Ocosia is a genus of ray-finned fishes, waspfishes belonging to the subfamily Tetraroginae, which is classified as part of the family Scorpaenidae, the scorpionfishes and their relatives. These fish are found in the Indian Ocean and western Pacific Ocean.

==Taxonomy==
Ocosia was originally described as a monotypic genus in 1904 by the American ichthyologists David Starr Jordan and Edwin Chapin Starks when they were describing Ocosia vespa as a new species with its type locality given as Sagami Bay in Japan. This taxon is included in the subfamily Tetraroginae within the Scorpaenidae in the 5th edition of Fishes of the World however other authorities place that subfamily within the stonefish family Synanceiidae, while other authorities classify this subfamily as a family in its own right.
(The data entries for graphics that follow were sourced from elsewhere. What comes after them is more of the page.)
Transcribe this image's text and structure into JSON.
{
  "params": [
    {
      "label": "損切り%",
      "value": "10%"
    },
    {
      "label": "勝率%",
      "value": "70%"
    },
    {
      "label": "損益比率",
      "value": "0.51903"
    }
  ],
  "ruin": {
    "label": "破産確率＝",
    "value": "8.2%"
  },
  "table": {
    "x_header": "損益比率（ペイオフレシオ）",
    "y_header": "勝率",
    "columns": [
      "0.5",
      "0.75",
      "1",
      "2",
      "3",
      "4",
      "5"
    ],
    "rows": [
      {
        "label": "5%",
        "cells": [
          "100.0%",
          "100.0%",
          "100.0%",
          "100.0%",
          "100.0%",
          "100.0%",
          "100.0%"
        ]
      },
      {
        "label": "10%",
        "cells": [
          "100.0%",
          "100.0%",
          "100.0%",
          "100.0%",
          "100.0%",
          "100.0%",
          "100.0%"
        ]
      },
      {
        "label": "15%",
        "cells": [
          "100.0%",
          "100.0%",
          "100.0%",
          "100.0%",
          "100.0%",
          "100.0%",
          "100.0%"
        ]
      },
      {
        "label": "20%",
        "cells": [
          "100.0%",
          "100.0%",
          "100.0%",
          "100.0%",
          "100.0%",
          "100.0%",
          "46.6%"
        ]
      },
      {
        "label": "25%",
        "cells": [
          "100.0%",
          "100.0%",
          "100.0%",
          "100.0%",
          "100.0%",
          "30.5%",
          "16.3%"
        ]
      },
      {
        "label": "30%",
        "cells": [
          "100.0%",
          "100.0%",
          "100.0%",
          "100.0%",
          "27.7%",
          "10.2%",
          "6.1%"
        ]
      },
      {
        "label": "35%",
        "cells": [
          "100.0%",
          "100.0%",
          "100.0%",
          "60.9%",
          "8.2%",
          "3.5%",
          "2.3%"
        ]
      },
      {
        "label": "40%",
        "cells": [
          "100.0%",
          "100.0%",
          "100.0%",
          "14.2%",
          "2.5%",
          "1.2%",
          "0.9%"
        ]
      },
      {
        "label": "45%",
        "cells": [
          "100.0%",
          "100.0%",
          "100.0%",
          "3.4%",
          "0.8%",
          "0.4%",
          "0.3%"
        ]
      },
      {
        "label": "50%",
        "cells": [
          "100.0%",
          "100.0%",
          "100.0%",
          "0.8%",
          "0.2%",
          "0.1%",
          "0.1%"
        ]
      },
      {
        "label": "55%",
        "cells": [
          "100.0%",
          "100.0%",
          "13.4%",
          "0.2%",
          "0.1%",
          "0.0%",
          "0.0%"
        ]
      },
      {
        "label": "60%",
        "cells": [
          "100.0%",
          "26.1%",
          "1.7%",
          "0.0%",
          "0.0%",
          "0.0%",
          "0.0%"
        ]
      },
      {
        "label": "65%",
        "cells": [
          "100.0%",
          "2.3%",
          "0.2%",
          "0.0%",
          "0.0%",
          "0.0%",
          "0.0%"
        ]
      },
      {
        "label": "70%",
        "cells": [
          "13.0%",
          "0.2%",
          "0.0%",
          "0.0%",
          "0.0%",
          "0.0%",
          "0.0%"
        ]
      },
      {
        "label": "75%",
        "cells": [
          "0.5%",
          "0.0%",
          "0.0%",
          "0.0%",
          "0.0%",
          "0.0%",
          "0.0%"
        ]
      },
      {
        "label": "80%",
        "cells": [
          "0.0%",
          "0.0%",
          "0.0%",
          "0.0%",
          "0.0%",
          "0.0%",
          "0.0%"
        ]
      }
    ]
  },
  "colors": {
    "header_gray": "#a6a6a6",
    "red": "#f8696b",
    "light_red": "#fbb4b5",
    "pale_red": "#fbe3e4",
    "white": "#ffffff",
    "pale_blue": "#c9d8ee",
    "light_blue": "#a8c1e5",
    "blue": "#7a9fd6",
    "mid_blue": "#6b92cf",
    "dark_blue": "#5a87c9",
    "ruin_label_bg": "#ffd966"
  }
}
The genus name Ocosia is a latinisation of the Japanese word for venomous fishes in the Scorpaeniformes, okoze.

==Species==
There are currently 9 recognized species in this genus:
- Ocosia apia Poss & Eschmeyer, 1975 (stoutspine waspfish)
- Ocosia dorsomaculata Chungthanawong & Motomura, 2022
- Ocosia fasciata Matsubara, 1943
- Ocosia possi Mandritsa & S. I. Usachev, 1990
- Ocosia ramaraoi Poss & Eschmeyer, 1975
- Ocosia sphex Fricke, 2017 (Bismarck waspfish)
- Ocosia spinosa L. C. Chen, 1981
- Ocosia vespa D. S. Jordan & Starks, 1904
- Ocosia zaspilota Poss & Eschmeyer, 1975 (polka dot waspfish)

==Characteristics==
Ocosia waspfishes are characterised by having naked bodies with scales being largely absent. They have a single spine and 5 soft rays in the pelvic fin. There are teeth on the palatine. The origin of the dorsal fin is in front of the rear of the orbit and there are between 14 and 17 spines in that fin. They have a straight, oblique dorsal profile of the head with no tentacles. The lateral line is clearly separated from the base of the dorsal fin and the uppermost part of the operculum does not extend as far as the base of the dorsal fin. They do not have papillae on the head and body. These are small fishes and the largest species, O. ramaraoi reaches a maximum standard length of 8.2 cm.